The Palm Sunday of my youth was typically a more fun affair than most church services: everyone receives a palm upon entering, a few enterprising children try to whack their siblings using their newfound blessed greenery, and get promptly removed to the back of the church. Me? I was always pondering: "what would it be like to ride a donkey?" as any true child of the suburbs would. My reflections as an adult are more circumspect. It's far more about the paths taken and not taken and who joins you for these journeys rather than the potentially uncomfortable form of transportation.
Paths aren't just physical roads connecting one place to another. They can be mental, related to jobs or life choices, or emotional connections between people. Straight out of graduate school, I didn't expect a new job in medical devices to lead me somewhere more connected to my love of music, but I heard a colleague mention somewhat tongue-in-cheek 'oh and eventually you'll have the great pleasure to visit Germany in January.' I later found out that this wasn't just Germany. It was Leipzig. And no one at work quite understood my excitement. "It's Bach! I mean, how could you not want to visit where he played organ??"
A few years ago, pre-covid, I was thrilled to take my first trip to Leipzig. I stayed a day past the conference and spent several hours sitting in solitude in St. Thomas Church and St. Nicholas Church. I listened to organists practice scales, half-caught small snippets of hushed German from tour guides, and thought to myself with delight that I could not believe I was there, in the place where Bach himself had spent so many years as kapellmeister. I imagined him in an analogous manner to music directors in my past — a little harried, but still making it just in time to start the service.
I took some time to read more about the churches from their English-language pamphlets; St. Thomas was what you'd expect: though the ceiling was mostly an undecorated white, the remainder of the church was Baroque; heavy wood, resonant, with an equally storied history. St. Nicholas, though, had been renovated in the neoclassical style in the late 1700s in shades of creams, pinks, and light greens, a very surprising light and bright contrast to the grey skies of January.
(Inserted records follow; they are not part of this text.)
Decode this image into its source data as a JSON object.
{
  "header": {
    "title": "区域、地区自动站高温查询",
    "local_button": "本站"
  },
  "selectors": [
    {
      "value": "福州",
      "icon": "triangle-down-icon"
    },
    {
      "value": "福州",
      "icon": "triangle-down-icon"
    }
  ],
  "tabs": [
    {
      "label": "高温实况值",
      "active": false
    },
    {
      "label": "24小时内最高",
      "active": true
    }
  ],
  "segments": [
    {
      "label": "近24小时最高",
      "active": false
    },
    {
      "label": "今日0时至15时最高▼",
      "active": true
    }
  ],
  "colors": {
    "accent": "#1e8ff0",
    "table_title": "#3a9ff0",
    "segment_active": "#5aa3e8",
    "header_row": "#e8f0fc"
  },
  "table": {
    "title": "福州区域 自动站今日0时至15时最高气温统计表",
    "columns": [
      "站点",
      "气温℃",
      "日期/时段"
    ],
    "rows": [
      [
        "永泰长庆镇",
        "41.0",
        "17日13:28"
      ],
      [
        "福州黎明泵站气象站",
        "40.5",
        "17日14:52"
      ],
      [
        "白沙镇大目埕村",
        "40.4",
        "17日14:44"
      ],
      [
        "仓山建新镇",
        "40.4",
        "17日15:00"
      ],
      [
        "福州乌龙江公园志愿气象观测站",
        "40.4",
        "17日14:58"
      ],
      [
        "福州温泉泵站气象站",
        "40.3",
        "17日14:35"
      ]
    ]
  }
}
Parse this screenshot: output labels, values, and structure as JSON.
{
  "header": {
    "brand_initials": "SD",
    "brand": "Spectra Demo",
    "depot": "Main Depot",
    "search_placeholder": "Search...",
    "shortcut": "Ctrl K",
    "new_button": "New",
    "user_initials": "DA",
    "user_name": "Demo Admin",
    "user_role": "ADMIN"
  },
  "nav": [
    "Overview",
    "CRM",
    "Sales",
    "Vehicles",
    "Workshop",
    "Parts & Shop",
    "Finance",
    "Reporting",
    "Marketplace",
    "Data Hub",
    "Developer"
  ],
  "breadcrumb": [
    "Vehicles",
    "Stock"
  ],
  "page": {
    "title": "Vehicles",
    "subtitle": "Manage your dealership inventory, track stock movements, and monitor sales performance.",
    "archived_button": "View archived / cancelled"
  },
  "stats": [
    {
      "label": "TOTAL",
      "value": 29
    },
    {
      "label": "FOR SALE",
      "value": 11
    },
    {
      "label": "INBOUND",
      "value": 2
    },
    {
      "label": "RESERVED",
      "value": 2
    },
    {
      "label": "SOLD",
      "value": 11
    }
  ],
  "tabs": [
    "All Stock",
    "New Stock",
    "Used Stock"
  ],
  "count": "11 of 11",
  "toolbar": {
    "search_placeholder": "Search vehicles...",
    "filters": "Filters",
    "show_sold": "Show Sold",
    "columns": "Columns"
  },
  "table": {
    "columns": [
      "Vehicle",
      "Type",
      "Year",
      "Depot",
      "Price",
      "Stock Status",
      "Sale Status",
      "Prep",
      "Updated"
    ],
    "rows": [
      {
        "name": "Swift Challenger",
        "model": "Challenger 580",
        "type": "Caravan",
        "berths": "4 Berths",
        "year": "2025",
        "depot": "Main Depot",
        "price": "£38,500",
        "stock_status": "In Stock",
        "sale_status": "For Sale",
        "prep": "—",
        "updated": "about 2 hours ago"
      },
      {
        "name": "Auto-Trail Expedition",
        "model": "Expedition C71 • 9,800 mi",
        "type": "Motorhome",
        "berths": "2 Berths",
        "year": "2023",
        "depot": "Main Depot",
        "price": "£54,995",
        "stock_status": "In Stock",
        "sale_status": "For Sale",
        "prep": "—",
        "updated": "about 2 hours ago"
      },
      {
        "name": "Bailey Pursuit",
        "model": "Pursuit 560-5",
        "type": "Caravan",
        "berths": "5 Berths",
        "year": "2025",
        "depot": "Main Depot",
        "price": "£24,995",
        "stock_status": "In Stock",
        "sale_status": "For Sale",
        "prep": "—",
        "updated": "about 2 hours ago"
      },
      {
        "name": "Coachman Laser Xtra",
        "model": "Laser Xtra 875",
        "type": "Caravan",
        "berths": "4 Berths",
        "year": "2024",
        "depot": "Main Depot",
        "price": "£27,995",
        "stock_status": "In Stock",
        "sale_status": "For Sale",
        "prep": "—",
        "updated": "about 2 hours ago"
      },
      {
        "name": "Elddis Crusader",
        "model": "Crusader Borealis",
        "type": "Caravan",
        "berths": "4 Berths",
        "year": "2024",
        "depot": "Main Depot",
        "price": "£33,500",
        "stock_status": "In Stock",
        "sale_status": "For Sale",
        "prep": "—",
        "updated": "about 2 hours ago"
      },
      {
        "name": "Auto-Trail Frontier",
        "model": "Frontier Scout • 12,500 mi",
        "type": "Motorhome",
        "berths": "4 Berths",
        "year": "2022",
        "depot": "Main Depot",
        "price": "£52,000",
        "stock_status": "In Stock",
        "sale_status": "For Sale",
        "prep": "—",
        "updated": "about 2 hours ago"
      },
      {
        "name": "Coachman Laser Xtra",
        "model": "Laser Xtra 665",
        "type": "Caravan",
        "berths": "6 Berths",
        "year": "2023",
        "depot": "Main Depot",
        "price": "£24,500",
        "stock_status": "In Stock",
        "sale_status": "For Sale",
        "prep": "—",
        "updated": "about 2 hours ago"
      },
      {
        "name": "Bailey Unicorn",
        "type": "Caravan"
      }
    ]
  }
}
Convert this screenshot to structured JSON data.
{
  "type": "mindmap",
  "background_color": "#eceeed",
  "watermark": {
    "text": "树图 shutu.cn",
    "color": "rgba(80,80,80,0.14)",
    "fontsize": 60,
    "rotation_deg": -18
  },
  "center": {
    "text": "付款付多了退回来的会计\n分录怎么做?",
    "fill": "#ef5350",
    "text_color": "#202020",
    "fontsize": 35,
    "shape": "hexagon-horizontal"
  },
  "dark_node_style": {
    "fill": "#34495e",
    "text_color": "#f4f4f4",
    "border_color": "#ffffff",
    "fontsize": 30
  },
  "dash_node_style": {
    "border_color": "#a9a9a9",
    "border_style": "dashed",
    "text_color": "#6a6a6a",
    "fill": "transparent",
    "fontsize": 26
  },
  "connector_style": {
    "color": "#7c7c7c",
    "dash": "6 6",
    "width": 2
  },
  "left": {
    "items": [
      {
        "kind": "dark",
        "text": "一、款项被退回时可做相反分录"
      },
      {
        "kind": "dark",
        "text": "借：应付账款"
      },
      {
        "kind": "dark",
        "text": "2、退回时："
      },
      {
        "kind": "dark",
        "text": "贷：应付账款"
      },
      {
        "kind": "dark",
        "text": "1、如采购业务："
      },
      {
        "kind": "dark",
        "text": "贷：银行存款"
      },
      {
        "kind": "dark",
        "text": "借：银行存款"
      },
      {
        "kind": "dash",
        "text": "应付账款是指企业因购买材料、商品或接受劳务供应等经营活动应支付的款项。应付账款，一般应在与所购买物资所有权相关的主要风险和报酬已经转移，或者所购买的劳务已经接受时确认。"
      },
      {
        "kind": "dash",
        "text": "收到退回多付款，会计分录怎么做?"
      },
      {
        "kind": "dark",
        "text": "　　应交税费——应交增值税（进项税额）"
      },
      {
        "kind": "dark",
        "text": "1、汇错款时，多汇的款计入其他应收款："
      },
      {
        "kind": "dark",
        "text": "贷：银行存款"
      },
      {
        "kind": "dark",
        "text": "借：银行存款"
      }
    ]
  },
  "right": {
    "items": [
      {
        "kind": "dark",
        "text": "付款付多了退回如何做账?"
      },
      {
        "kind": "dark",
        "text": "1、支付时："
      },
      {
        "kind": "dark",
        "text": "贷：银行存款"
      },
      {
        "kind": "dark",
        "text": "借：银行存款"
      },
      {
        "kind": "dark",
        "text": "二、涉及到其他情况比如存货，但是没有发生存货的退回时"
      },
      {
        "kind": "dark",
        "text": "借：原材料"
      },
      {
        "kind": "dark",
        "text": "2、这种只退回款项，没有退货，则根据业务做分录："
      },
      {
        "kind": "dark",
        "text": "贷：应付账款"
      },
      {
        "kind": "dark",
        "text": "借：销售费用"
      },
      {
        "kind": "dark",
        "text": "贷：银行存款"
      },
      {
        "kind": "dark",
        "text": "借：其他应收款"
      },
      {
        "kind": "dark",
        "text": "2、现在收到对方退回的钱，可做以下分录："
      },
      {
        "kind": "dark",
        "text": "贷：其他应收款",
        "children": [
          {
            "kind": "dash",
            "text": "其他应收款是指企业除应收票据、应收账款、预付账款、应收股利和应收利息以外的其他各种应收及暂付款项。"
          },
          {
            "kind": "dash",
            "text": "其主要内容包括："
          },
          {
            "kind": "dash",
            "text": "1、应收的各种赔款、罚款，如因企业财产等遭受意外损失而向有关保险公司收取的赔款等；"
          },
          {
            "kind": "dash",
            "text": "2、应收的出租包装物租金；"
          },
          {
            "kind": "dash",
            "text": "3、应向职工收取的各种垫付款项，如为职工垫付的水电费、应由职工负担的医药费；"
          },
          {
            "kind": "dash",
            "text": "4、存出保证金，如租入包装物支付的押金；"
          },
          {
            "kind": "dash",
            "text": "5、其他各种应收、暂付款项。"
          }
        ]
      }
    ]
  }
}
Even more startling was learning that St. Nicholas was the center of the peaceful Monday demonstrations against communism that began in 1989 and eventually led to the demolition of the Berlin Wall in 1991. As I had been born only a few years earlier, this wasn't really part of my history curriculum growing up, and hearing about the prayers for peace movement conducted within the state policy of atheism in communist East Germany felt both removed from the current period and all too familiar.
The paths that led to and from me sitting in this church on a glorious Friday afternoon in January, the paths that had led to and from protestors in the late 1980s to sit quietly in pews and sparking the fall of the Berlin Wall, the paths that Bach took to and from churches in Leipzig between services and his work as a composer — as in the final lines of the chorus of this Palm Sunday cantata, these paths were full of love and sorrow, no one was alone. They opened the world before us.